Rav Mordechai of Slonim commented, “He meant: how did it come about that they became sinners despite their many positive points? Because they were not happy in the mitzvos that they had fulfilled. The reasoning behind this is that the souls of the Jewish people are rooted in the olam hata’anug, the world of pleasure. If a Jew receives pleasure from Torah and mitzvos, he feels fulfillment through them. But if he doesn’t feel joy in Torah and mitzvos, his nefesh seeks other modes of pleasure. It is only because a Yid doesn’t work to feel the pleasure in Torah and mitzvos that he falls to lowly things, becoming a sinner” (letter at the end of Pri Ha’aretz; Maamar Mordechai, Part I, p. 80).

 

Eruvin 20: The Failed Eiruv

Once, part of the eruv in Teveria fell down, rendering it invalid.
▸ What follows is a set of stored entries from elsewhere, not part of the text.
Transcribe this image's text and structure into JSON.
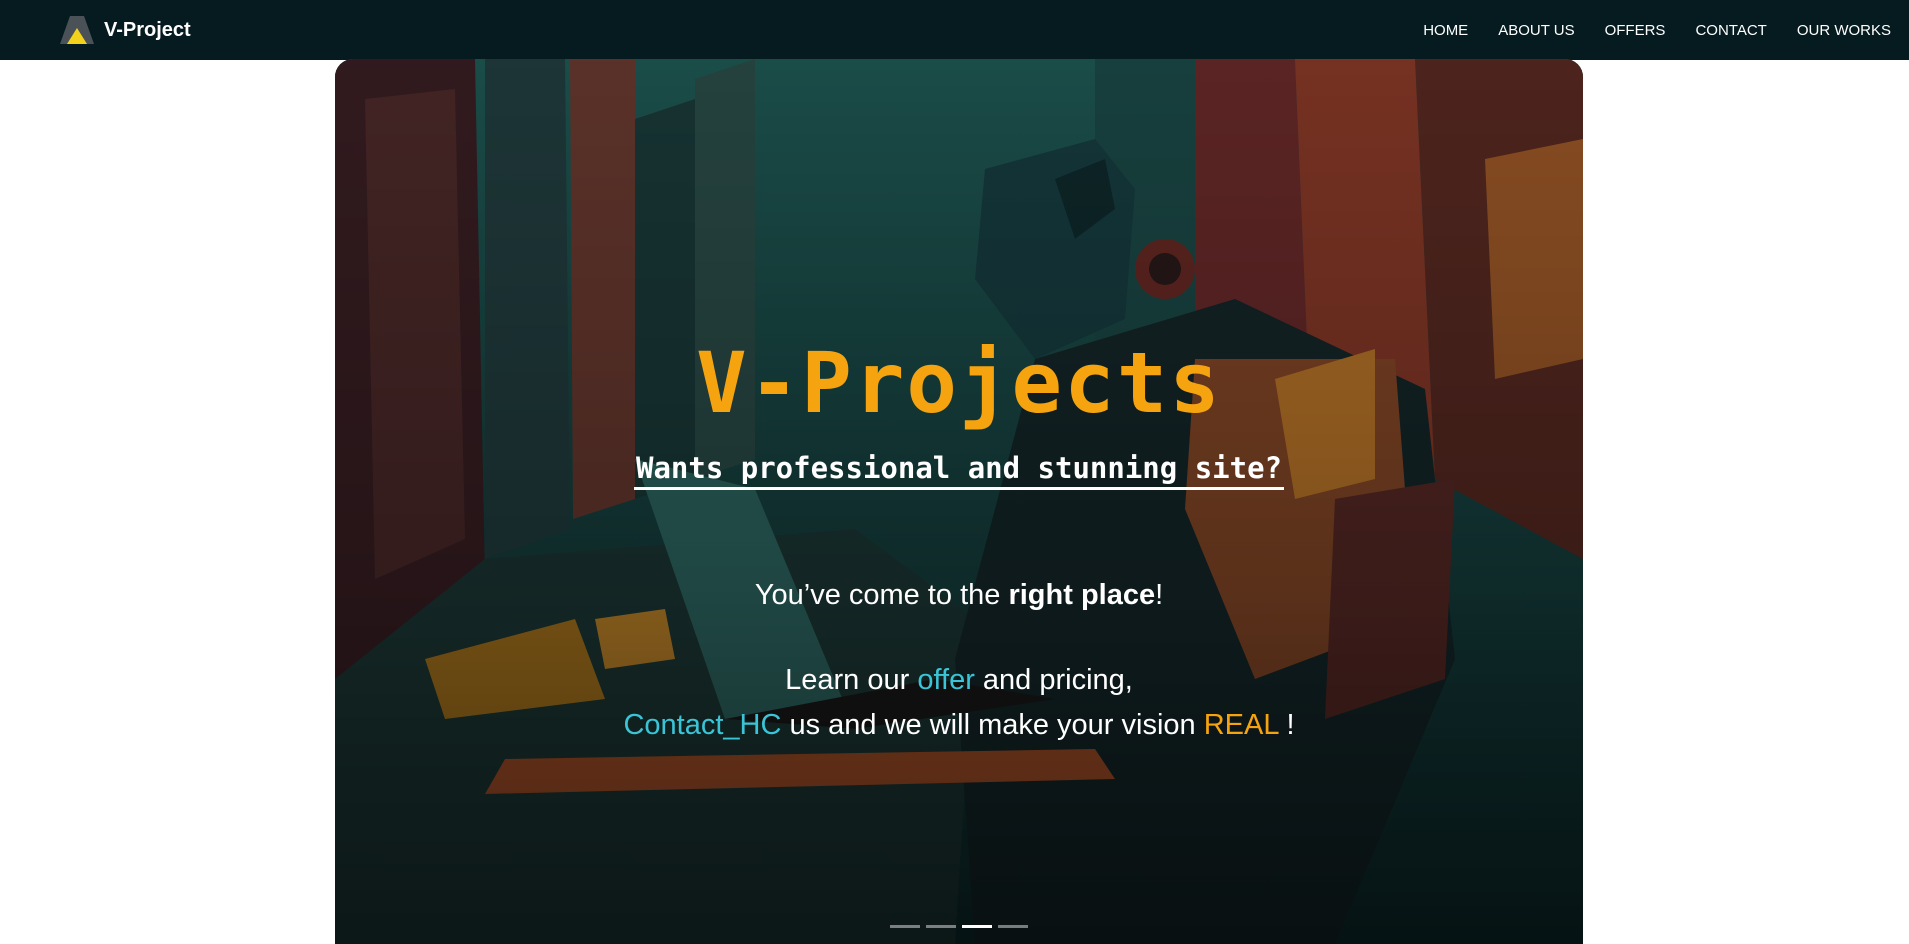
{
  "navbar": {
    "brand": "V-Project",
    "links": [
      "HOME",
      "ABOUT US",
      "OFFERS",
      "CONTACT",
      "OUR WORKS"
    ]
  },
  "hero": {
    "title": "V-Projects",
    "subtitle": "Wants professional and stunning site?",
    "line1": {
      "prefix": "You’ve come to the ",
      "strong": "right place",
      "suffix": "!"
    },
    "line2": {
      "prefix": "Learn our ",
      "link": "offer",
      "suffix": " and pricing,"
    },
    "line3": {
      "link": "Contact_HC",
      "middle": " us and we will make your vision ",
      "accent": "REAL",
      "suffix": " !"
    },
    "carousel": {
      "slides": 4,
      "active_index": 2
    }
  },
  "colors": {
    "navbar_bg": "#051b1f",
    "title_orange": "#f5a410",
    "link_cyan": "#3bc4d6",
    "text_white": "#ffffff"
  },
  "icons": {
    "brand_logo": "triangle-logo-icon"
  }
}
The failure was discovered with enough time to fix it before Shabbos, so the person in charge consulted a certain rov and fixed it according to his instructions.
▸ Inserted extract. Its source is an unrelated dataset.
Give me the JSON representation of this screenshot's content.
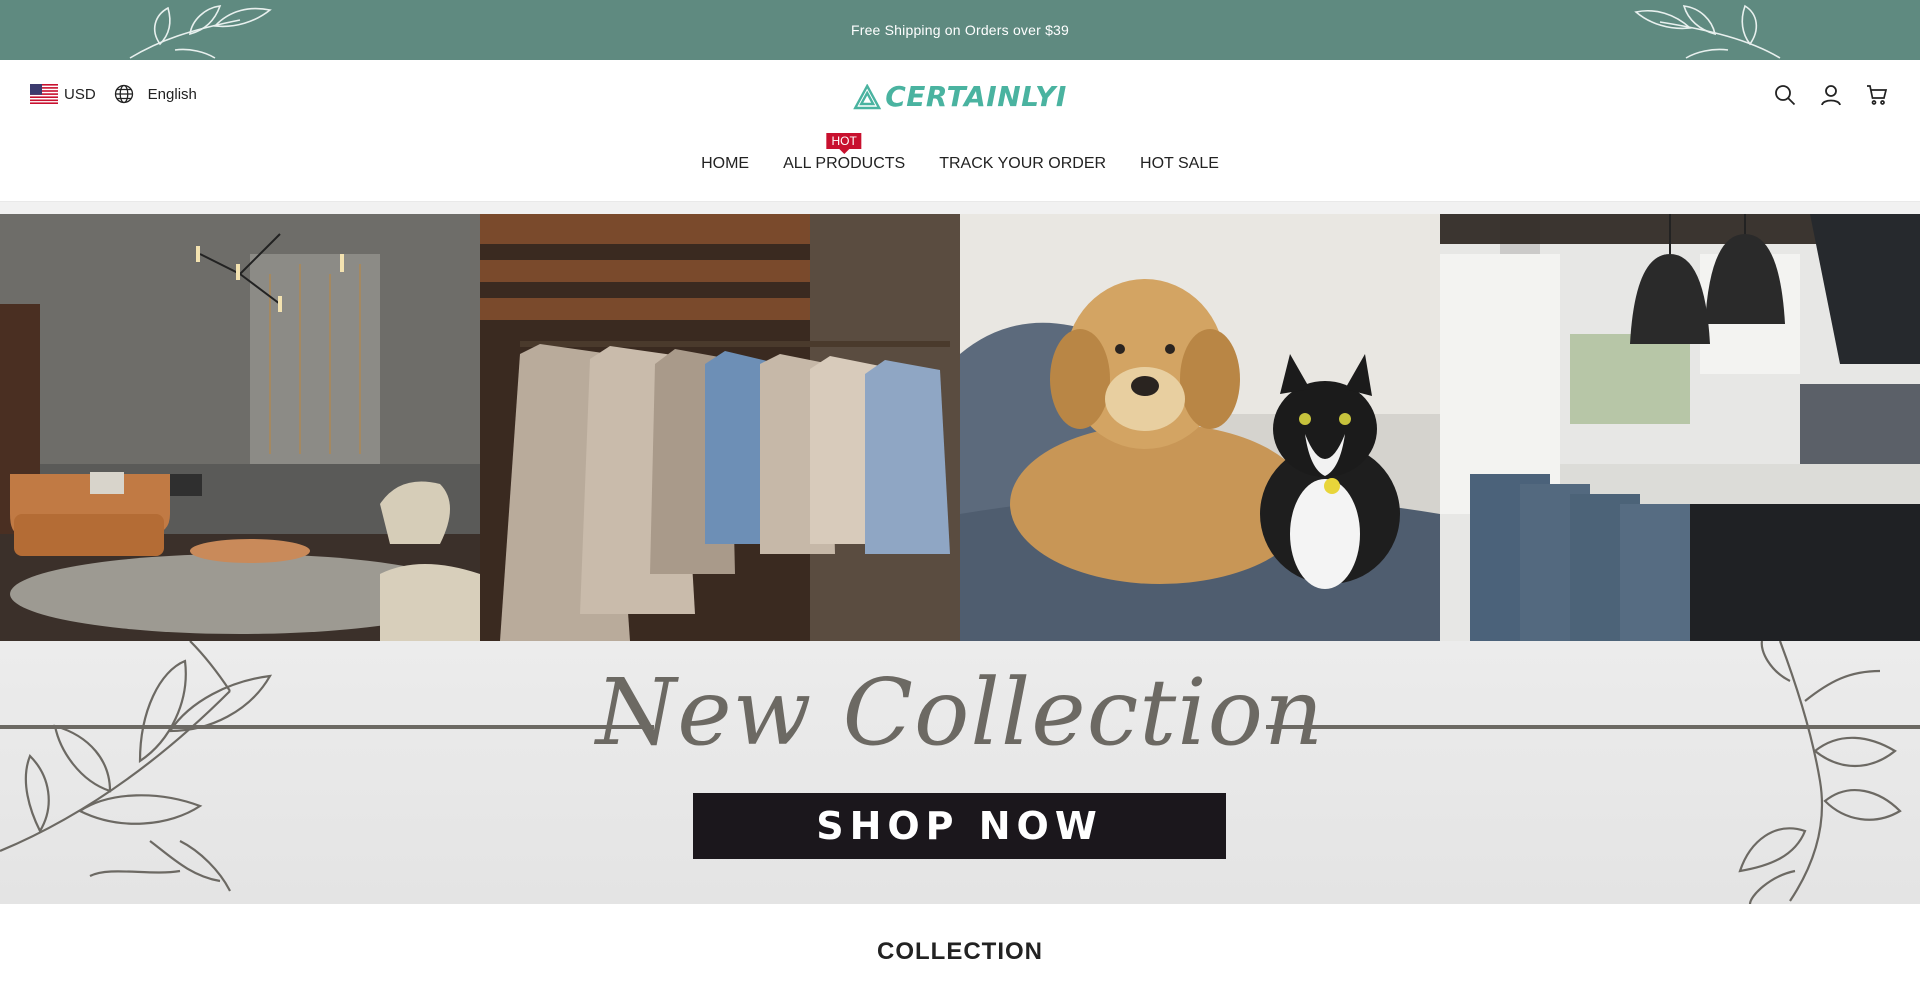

When the talmidei chachomim of the town heard about this, they figured that the rov had erred in his judgment about how to make the repair and went to Rav Moshe Kleiers, the official rov of the city, to complain. He stated emphatically, “For this week only, I declare that the eruv is kosher and you need not protest. I do not want to discuss why just yet,” he explained.

After Shabbos, Rav Moshe went to the rov who had ruled about the eruv and asked him to learn a certain sugya with him on the topic. Although the other rov was puzzled – Rav Moshe was a much greater talmid chochom and had never asked his assistance before – he eventually acquiesced. They learned the relevant sugya that touched upon the questionable repair to the eruv. When they learned it through carefully, the rov realized his error and immediately exclaimed. “Oy, I mistakenly permitted a repair that was invalid!”

“That is why I came here – to show you your mistake. People came to me last Shabbos and told me the whole story,” said Rav Moshe.

“What did you do?”

Rav Moshe responded, “I ruled that the eruv was valid just for that week. In our town, the eruv is only derabbonon according to all authorities. Kavod haTorah and kavod habriyos are Torah obligations. How could a rabbinic requirement override a Torah obligation?” (Bepikudecha Asichah, Part I, p. 293).